Vainqueur de la Coupe Davis avec l’équipe de France face à la Belgique il y a une douzaine de jours, Richard Gasquet était invité par Cédric Gonzalez à la soirée d’anniversaire célébrant les 10 ans de NG Promotion. Venu en voisin, le tennisman de Sérignan, près de Béziers a sympathiquement accepté de revenir sur cette belle aventure et espère bien être à 100 % cette saison avec notamment un passage en février à l’Open Sud de France à Montpellier.

Bravo ! J’imagine que c’est un grand bonheur que d’avoir enfin décroché cette Coupe Davis.

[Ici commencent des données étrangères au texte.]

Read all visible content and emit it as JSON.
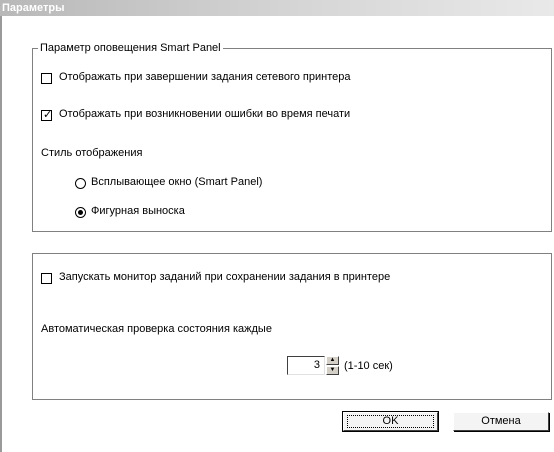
{
  "window": {
    "title": "Параметры"
  },
  "notification_group": {
    "legend": "Параметр оповещения Smart Panel",
    "option_network_printer": {
      "label": "Отображать при завершении задания сетевого принтера",
      "checked": false
    },
    "option_print_error": {
      "label": "Отображать при возникновении ошибки во время печати",
      "checked": true
    },
    "display_style": {
      "label": "Стиль отображения",
      "options": [
        {
          "label": "Всплывающее окно (Smart Panel)",
          "selected": false
        },
        {
          "label": "Фигурная выноска",
          "selected": true
        }
      ]
    }
  },
  "monitor_group": {
    "option_job_monitor": {
      "label": "Запускать монитор заданий при сохранении задания в принтере",
      "checked": false
    },
    "status_check_label": "Автоматическая проверка состояния каждые",
    "interval": {
      "value": "3",
      "range_label": "(1-10 сек)"
    }
  },
  "buttons": {
    "ok": "OK",
    "cancel": "Отмена"
  }
}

Oui ça fait très plaisir d’avoir gagné. J’ai commencé en 2005 donc ça fait treize ans que l’on y court après avec l’équipe de France. Maintenant on ne nous dira plus que l’on n’a pas gagné la Coupe Davis. Donc oui ça fait plaisir.

C’est important aussi pour toute la génération que vous représentez ?

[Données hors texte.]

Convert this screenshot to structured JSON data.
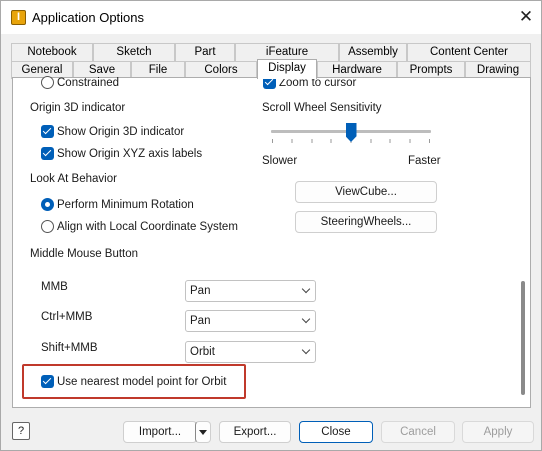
{
  "window": {
    "title": "Application Options",
    "close_glyph": "✕",
    "app_icon": "I"
  },
  "tabs": {
    "row1": [
      "Notebook",
      "Sketch",
      "Part",
      "iFeature",
      "Assembly",
      "Content Center"
    ],
    "row2": [
      "General",
      "Save",
      "File",
      "Colors",
      "Display",
      "Hardware",
      "Prompts",
      "Drawing"
    ],
    "active": "Display"
  },
  "content": {
    "constrained_label": "Constrained",
    "zoom_to_cursor_label": "Zoom to cursor",
    "origin_section": "Origin 3D indicator",
    "show_origin_3d": "Show Origin 3D indicator",
    "show_origin_xyz": "Show Origin XYZ axis labels",
    "scroll_section": "Scroll Wheel Sensitivity",
    "scroll_slower": "Slower",
    "scroll_faster": "Faster",
    "scroll_value": 0.5,
    "look_at_section": "Look At Behavior",
    "perform_min_rotation": "Perform Minimum Rotation",
    "align_local_cs": "Align with Local Coordinate System",
    "viewcube_btn": "ViewCube...",
    "steeringwheels_btn": "SteeringWheels...",
    "mmb_section": "Middle Mouse Button",
    "mmb_label": "MMB",
    "mmb_value": "Pan",
    "ctrl_mmb_label": "Ctrl+MMB",
    "ctrl_mmb_value": "Pan",
    "shift_mmb_label": "Shift+MMB",
    "shift_mmb_value": "Orbit",
    "nearest_point_label": "Use nearest model point for Orbit"
  },
  "footer": {
    "help": "?",
    "import": "Import...",
    "export": "Export...",
    "close": "Close",
    "cancel": "Cancel",
    "apply": "Apply"
  },
  "colors": {
    "accent": "#005fb8",
    "highlight_box": "#c0392b"
  }
}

Bien sûr que c’est important. On a fait deux finales. Une très douloureuse contre la Suisse où cela avait été très dur avec Roger Federer et Stan Wawrinka en face. On est donc contents d’avoir gagné, de mettre ça derrière nous. L’année prochaine nous pourrons rejouer avec moins de pression et pourquoi pas la gagner à nouveau. Cette année, nous étions favoris, c’était donc important de l’emporter.

De jouer le double avec Pierre-Hugues Herbert a été une surprise pour beaucoup de monde. Pour vous aussi ?

Bien sûr. Cela a été une grosse surprise. Après, je sais que je peux jouer le double. J’avais fait une médaille de bronze aux Jeux Olympiques (ndlr : avec Julien Benneteau en 2012 à Londres face aux Espagnols David Ferrer et Feliciano Lopez). J’ai déjà joué à Jo-Wilfried Tsonga pas mal de fois donc je savais qu’on pouvait jouer. C’est vrai qu’avant la rencontre on aurait pas cru à cette composition. Mais je savais aussi qu’avec Pierre-Hugues, je pouvais faire un beau double. Et on est contents d’avoir gagné.

C’est la troisième Coupe Davis pour Yannick Noah. Qu’a t-il de particulier ?

La gagne ! Il a la gagne en lui. Il peut y avoir des défaites mais en tout cas on met tout ce qu’il faut de notre côté pour gagner, tout est millimétré pour la victoire. La préparation a été excellente et l’objectif c’était vraiment la gagne à 1000 % pour remporter cette Coupe Davis. Comme il dit, il joue sa vie à chaque fois sur chaque match. Même si ce n’est pas la guerre, je suis d’accord. C’était important pour lui et pour nous aussi de gagner.

Vous vous êtes blessé durant le match, vous en êtes où ?

Ça va déjà un peu mieux. Il me reste encore trois ou quatre jours de vacances avant de reprendre l’entraînement la semaine prochaine pour repartir après en Australie (ndlr : du 15 au 28 janvier 2018 Open d’Australie à Melbourne).

Pour la saison 2018 vous changez de staff avec Fabrice Santoro et Thierry Tulasne. Que souhaitez-vous qu’ils vous apportent ?

Ce sont de bons entraîneurs. Fabrice Santoro a fait une belle carrière et Thierry Tulasne a été 10e mondial. C’est dans la continuité de Sergi Bruguera et Sebastien Grosjean que j’ai eu avant. Ce sont des entraîneurs qui ont prouvé et qui connaissent bien le tennis. Je suis heureux de repartir avec eux et j’espère pouvoir faire une belle saison.

Justement votre objectif pour la saison ?

Essayez de faire le mieux possible avec toujours la même chose : la Coupe Davis, les tournois du Grand Chelem avec bien sûr Roland-Garros… il y a  énormément d’objectifs. J’espère être à 100 % pour les tenir. Donc cela demande beaucoup d’entraînements pour justement encaisser une saison et être au top.

Notamment en passant par Montpellier à l’Open Sud de France ?

Bien sûr. Montpellier c’est toujours un moment particulier. J’ai gagné le tournoi quelques fois (ndlr : en 2013, 2015 et 2016) et j’espère que ce sera la même chose cette année.